Тем более жаль, что создатели концепции сделали несколько ошибок в категоризации, объявив результатом больших эволюционных переходов две характерные черты, присущие человеку. Первая ошибка заключалась в уподоблении человеческого общества (исключительного для приматов с точки зрения уровня организации, способности выстраивать отношения и еще сотни других параметров) популяциям эусоциальных насекомых – только на том основании, что представители обоих типов общества «способны выживать и передавать гены… лишь в составе социальной группы»[96]
.Это довольно печальный пример науки по аналогии – тот факт, что люди адаптированы к жизни в социальных группах, еще не означает, что эти группы необходимы им (как муравьям, пчелам, осам и термитам)для собственного воспроизводства.

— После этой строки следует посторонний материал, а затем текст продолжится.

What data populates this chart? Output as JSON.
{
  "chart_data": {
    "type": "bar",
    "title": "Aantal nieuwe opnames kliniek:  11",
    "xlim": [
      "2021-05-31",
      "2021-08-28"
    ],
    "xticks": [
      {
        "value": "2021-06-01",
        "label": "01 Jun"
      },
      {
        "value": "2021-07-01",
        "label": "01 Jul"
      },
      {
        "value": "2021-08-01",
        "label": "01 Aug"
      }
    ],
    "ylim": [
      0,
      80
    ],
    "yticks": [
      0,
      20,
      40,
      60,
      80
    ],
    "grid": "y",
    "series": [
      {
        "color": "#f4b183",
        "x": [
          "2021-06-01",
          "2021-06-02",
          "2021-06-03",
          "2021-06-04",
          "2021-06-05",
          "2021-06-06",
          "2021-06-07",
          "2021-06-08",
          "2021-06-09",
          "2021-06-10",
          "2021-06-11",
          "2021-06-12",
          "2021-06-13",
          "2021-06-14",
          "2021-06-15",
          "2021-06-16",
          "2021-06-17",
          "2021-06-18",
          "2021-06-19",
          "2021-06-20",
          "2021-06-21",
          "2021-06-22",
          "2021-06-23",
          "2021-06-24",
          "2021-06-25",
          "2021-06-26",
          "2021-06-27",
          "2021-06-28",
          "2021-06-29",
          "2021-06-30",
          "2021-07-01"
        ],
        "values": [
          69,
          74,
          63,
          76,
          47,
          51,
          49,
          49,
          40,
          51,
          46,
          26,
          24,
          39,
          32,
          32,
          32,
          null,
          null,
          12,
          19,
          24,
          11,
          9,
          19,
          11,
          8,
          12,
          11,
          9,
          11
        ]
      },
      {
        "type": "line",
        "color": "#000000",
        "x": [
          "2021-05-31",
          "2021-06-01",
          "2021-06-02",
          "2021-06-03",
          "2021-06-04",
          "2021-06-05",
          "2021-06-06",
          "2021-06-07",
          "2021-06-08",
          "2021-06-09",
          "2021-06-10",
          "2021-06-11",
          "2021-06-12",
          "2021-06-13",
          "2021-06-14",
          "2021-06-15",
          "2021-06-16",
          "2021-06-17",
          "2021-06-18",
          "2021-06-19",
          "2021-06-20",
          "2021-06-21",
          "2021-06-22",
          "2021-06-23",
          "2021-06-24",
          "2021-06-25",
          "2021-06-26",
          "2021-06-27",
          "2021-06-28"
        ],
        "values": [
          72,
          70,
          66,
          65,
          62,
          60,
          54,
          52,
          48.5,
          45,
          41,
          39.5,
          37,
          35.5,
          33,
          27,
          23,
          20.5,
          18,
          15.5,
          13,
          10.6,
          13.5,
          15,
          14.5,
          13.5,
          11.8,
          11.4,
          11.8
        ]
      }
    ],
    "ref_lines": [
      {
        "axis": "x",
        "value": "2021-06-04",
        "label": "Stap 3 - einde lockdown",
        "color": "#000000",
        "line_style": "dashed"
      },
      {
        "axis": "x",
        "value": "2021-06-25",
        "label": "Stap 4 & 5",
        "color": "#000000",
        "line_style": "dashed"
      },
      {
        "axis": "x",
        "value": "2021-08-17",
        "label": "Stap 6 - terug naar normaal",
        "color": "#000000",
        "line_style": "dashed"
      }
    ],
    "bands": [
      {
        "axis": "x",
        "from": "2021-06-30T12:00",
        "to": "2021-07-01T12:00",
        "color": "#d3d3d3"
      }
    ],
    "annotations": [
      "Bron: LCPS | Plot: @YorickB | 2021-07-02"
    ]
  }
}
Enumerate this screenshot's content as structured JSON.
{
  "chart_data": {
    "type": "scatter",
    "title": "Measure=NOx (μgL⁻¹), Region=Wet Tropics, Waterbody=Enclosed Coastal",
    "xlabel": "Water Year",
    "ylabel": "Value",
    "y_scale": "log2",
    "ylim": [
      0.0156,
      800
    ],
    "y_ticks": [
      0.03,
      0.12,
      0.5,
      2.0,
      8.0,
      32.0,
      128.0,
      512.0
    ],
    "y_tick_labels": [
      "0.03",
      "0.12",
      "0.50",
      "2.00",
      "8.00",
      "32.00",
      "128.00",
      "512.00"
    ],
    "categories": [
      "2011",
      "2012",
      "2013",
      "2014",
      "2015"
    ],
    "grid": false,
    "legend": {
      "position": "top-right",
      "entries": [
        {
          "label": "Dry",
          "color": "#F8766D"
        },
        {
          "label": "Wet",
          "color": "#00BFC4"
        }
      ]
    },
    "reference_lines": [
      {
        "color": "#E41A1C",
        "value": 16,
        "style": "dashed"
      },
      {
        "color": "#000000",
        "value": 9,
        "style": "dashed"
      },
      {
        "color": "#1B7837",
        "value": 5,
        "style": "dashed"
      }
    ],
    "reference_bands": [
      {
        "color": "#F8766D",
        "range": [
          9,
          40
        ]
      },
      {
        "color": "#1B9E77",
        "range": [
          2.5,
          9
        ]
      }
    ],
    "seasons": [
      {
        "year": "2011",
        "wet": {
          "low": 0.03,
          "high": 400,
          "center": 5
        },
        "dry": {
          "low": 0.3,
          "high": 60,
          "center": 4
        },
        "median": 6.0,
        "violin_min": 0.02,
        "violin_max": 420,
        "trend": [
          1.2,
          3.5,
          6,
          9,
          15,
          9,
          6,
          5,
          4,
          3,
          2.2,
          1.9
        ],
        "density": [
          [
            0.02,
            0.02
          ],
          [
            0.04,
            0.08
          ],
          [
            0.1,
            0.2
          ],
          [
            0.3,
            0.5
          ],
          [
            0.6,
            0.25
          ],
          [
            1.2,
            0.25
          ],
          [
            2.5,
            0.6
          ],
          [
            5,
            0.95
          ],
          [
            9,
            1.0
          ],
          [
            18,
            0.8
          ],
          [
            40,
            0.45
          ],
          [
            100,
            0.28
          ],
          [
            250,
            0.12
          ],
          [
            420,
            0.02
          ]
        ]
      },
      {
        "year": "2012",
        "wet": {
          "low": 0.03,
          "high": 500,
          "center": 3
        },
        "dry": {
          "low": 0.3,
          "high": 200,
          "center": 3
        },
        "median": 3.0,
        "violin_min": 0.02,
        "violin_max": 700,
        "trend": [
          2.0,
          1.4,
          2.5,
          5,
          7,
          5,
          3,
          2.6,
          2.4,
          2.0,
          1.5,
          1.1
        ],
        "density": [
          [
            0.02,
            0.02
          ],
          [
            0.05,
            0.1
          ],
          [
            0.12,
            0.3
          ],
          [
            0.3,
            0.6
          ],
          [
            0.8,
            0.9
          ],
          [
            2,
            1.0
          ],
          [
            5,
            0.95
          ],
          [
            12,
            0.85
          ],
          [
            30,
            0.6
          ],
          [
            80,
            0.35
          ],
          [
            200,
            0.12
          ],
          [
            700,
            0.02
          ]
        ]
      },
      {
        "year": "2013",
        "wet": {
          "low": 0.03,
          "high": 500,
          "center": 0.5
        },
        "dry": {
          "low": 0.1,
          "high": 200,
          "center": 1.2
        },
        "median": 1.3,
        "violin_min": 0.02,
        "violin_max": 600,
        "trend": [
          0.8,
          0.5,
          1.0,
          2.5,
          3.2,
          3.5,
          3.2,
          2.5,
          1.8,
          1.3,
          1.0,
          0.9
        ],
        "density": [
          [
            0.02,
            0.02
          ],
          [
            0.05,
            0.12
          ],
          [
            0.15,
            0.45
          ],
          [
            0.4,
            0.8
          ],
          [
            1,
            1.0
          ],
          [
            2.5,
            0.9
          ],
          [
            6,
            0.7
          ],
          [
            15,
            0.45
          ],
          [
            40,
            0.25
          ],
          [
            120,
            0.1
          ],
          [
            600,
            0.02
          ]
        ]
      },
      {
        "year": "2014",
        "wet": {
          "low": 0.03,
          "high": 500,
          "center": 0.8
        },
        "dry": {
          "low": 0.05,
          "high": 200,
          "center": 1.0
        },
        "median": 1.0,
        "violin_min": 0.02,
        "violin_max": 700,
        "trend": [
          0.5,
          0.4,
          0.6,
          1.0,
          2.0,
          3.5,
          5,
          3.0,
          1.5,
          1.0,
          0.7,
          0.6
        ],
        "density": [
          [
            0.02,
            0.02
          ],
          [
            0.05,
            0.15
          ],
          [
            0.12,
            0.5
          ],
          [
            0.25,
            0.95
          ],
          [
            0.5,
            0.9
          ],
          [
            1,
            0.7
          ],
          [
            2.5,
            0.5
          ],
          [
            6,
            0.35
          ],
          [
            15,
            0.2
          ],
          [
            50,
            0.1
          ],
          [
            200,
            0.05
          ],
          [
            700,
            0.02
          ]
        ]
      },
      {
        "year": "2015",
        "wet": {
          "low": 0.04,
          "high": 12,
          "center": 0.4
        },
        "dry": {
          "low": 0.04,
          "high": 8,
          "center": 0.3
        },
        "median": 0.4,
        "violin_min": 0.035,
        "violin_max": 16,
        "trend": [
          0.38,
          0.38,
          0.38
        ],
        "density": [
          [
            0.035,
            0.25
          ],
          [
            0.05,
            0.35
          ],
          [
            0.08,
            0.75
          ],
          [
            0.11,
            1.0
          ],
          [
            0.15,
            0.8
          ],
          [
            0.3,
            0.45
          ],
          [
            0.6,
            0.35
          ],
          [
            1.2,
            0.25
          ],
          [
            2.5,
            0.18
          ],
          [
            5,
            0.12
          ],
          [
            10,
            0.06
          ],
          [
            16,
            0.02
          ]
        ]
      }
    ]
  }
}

Если химические условия и освещенность среды в порядке, то любые мужчина и женщина, случайным образом отобранные из своих социальных групп, при наличии достаточного времени способны без особых проблем передать свою генетическую информацию следующему поколению.
Вторая ошибка состояла в том, что теоретики больших эволюционных переходов сочли человеческий язык также результатом такого перехода. Разумеется, человеческий язык как единственная коммуникационная система с неограниченным выразительным потенциалом, созданная естественным отбором, и в самом деле исключителен с биологической точки зрения. Однако информация, которую передает язык, содержится в нашем мышлении, а не в наших хромосомах. Мы не знаем со всей точностью, где или когда появился человеческий язык, однако мы можем достаточно уверенно судить о том, как он развивался – через процесс постепенной перестройки генов в рамках естественного отбора. Никаких крупных эволюционных изменений в ходе этого процесса не было.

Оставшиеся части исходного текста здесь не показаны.